Anthony Crayton died Friday.
Unless you've lived in Roxbury for a while, or spent a lot of time in City Hall in the early 1990s, the name may ring only a faint bell. Yet he had as much of an impact as any one-term city councilor could hope for.
That is because Tony Crayton, more than anyone else, was the man who made Thomas M. Menino mayor. It was an event that changed both their lives, though not in the ways Crayton wished.
Crayton was a charismatic and hard-charging politician when he was elected to the council in 1991. He had been a community organizer and then president of the Black Political Task Force before he won his seat.
He joined a council whose core had mostly been in office since the dawn of district representation in 1983, and made clear he was about shaking things up. He wasn't interested in symbolic protests, or the standard racial politics.
''I consider the most distinguishing mark of mine that I had no intention of coming in here being a protester as a way of influencing things on the council," he said in one interview.
Crayton was a maverick. He took the heretical step of advocating a return to neighborhood schools, reopening the festering sores of busing.
He also agreed, in 1993, to cast the deciding vote to make Menino council president, to the chagrin of so-called progressives who had cast their lot with Maura Hennigan. At the time, it was clear that the winner of the presidency would probably become acting mayor, because Ray Flynn was all but begging on the evening news for a job, any job, in the Clinton administration.
Crayton thought the most important part of his job was to bring more resources to his district. So when Menino offered him the chair of the Ways and Means Committee in exchange for his vote for council president, Crayton jumped at it. Crayton's vote would pave the way to Menino's election as mayor in 1993. You know the rest.
''He angered some people because he didn't think the old way, he thought the new way," Menino said yesterday. ''He wasn't part of any establishment. He was Tony Crayton."
What seemed like a healthy pragmatism came to be viewed differently when it was time to redraw the map for the City Council. A community group put together a plan that it claimed would create an additional black district and, possibly, a Latino district. Some of the math supporting those claims was highly questionable, but Crayton was expected to enthusiastically support it nonetheless.
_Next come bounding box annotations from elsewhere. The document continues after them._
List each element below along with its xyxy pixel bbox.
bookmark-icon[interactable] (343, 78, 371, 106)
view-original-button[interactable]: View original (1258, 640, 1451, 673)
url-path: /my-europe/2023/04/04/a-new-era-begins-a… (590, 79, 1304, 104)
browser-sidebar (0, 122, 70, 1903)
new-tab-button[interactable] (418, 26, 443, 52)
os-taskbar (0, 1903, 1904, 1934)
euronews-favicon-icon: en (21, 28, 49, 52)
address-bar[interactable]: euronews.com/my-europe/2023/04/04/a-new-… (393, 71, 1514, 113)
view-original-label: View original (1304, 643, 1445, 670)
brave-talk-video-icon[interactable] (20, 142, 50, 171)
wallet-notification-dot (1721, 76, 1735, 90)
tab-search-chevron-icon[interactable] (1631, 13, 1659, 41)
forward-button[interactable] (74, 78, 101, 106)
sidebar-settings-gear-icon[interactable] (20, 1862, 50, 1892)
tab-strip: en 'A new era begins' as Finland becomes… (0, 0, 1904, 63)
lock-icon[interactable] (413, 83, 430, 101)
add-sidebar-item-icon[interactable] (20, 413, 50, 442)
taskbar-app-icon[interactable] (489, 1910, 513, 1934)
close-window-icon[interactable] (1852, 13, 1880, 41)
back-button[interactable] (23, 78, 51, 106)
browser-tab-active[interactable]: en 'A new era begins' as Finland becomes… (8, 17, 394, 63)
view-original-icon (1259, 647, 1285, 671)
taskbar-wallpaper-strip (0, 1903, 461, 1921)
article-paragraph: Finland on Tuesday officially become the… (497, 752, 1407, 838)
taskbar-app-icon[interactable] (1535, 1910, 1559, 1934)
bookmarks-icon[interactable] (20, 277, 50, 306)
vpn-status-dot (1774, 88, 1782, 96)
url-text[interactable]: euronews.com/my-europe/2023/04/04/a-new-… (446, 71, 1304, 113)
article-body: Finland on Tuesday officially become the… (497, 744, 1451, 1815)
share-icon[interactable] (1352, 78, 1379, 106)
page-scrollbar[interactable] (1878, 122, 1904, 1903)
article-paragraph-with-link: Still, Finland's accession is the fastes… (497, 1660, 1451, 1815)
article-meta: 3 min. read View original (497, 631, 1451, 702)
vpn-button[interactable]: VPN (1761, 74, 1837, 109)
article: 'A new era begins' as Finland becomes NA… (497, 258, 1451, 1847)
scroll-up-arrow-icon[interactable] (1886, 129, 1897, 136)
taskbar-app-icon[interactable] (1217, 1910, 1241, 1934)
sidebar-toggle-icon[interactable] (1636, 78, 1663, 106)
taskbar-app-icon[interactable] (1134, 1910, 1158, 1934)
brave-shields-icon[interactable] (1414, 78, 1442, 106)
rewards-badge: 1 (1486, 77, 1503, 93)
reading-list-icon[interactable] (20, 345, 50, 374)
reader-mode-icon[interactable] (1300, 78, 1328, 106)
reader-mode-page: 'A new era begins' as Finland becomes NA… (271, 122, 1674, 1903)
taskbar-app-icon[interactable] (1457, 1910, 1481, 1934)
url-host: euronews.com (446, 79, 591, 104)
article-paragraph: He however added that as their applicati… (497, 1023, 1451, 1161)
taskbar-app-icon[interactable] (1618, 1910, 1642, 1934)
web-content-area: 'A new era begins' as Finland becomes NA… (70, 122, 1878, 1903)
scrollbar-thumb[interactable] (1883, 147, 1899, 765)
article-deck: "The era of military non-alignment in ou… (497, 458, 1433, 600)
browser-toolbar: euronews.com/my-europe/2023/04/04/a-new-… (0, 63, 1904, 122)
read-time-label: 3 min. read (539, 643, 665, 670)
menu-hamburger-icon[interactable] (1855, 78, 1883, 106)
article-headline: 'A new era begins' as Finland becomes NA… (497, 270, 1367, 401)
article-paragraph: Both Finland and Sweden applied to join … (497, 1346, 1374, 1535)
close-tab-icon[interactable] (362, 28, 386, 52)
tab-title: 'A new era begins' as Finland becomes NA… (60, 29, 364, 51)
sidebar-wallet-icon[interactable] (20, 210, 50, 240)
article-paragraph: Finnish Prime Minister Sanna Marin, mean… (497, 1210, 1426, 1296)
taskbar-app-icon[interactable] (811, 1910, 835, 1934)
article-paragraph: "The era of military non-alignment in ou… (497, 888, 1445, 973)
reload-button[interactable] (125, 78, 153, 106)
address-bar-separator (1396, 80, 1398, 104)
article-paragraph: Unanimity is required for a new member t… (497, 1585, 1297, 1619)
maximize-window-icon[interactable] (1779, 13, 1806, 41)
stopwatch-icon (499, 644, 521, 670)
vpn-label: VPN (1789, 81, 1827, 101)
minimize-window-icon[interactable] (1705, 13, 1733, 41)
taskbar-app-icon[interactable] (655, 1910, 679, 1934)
He instead went through the motions, refusing to vote against a competing map that preserved the status quo, one favored by the alliance that had elected Menino president. His former allies instantly vowed revenge, loudly.
They got it, just barely. Crayton lost his bid for reelection by 90 votes, out of 6,000 cast. His political career was done, and the job he hoped was waiting in the Menino administration never materialized.
The rest of his life became a downward spiral. He felt betrayed on all sides. He did some consulting work before fading from view completely. When he died of liver failure, he was only 56 years old.
''To get so far, only to have support pulled from you because you don't go along with the status quo was disheartening," Crayton's daughter Nataka said yesterday. ''And it pretty much broke his heart."
Crayton's defeat was a victory for what he rightly saw as a tired, timid black political establishment. At times he risked recklessly, but the lesson for his successors was to risk nothing. His legacy lives not merely as a cautionary tale, but a lesson in what might have been.
Crayton's old friend, community organizer Horace Small, put his career in perspective yesterday. ''He helped people," Small said. ''That's more than a lot of people can say. The bottom line is he touched lives, and he tried to make a difference."